Нет, не то, что сказал Баррес, было интересно Жан-Луи. Он быстро пробежал это место и дошел наконец до того, как Ив заговорил о своей жизни в Париже, о своей работе, своих надеждах, о людях, у которых бывает. Жан-Луи перевернул страницу и невольно вскрикнул с досады. Ив зачеркнул все подряд и на этой странице, и на обороте, и на следующем листке. Мало того, что он зачеркнул каждую строчку: всякое слово совершенно скрывалось под запутанными ветвистыми каракулями.

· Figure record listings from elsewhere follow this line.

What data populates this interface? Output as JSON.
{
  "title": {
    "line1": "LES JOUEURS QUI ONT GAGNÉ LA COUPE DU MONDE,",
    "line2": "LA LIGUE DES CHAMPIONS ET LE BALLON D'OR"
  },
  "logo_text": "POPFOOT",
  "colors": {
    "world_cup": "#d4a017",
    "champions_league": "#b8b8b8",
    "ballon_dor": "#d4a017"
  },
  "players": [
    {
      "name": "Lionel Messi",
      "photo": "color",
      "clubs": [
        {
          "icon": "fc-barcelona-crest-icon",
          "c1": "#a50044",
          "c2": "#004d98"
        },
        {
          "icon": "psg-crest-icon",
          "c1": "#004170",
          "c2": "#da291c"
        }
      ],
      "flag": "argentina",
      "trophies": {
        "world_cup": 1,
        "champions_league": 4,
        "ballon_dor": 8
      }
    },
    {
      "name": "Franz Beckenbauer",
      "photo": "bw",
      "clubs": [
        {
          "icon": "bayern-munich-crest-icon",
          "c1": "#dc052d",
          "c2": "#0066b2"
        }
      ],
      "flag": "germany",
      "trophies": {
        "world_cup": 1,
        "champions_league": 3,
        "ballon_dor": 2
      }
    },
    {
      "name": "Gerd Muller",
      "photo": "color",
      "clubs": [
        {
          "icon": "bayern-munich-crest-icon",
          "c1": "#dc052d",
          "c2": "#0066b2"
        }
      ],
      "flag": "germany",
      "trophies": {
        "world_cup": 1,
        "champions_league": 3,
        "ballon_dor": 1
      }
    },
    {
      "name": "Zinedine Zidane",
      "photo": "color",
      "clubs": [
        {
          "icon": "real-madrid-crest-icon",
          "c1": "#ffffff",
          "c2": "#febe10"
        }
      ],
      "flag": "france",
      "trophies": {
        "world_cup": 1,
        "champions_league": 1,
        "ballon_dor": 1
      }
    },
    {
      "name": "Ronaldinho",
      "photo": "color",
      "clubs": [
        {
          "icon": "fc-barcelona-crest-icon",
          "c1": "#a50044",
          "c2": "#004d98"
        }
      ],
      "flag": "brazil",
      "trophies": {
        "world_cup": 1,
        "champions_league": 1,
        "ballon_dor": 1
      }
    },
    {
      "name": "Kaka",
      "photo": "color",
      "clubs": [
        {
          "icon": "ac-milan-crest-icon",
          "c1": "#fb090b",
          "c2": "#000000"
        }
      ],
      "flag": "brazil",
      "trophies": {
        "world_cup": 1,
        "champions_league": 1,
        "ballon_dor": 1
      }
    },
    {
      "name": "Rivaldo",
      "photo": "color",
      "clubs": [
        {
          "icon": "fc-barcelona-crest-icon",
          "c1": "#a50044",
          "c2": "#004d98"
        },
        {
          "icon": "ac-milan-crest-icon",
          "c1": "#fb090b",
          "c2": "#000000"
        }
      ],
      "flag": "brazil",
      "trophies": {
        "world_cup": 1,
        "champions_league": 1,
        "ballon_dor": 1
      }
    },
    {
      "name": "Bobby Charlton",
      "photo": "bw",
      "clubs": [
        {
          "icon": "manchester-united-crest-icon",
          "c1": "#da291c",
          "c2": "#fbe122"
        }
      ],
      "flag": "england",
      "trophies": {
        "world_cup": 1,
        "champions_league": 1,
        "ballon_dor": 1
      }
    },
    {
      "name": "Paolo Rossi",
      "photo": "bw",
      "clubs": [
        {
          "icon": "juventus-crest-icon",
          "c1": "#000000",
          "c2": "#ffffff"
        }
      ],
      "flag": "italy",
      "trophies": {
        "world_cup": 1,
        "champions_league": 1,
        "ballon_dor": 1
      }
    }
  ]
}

Быть может, под этими яростными вычеркиваниями скрывались тайны младшего брата. Должно быть, можно это как-то разобрать, думал Жан-Луи; есть, наверное, какие-нибудь специалисты… Но нет, письмо Ива никак нельзя давать чужому человеку. Жан-Луи сообразил, что на столе у него лежит лупа (тоже свадебный подарок!) и принялся изучать каждое зачеркнутое слово с такой страстью, будто на карте стояла судьба государства. Лупа помогла ему лишь разобрать, каким именно образом Ив добился, чтобы исследование ни к чему не привело: между словами он вписывал наугад выбранные буквы, да еще к буквам в словах пририсовывал лишние хвостики вверху и внизу. Старший брат пробился целый час, но почти ничего так и не понял — понял только, до чего были важны эти страницы, если младший с таким усердием постарался сделать их нечитаемыми.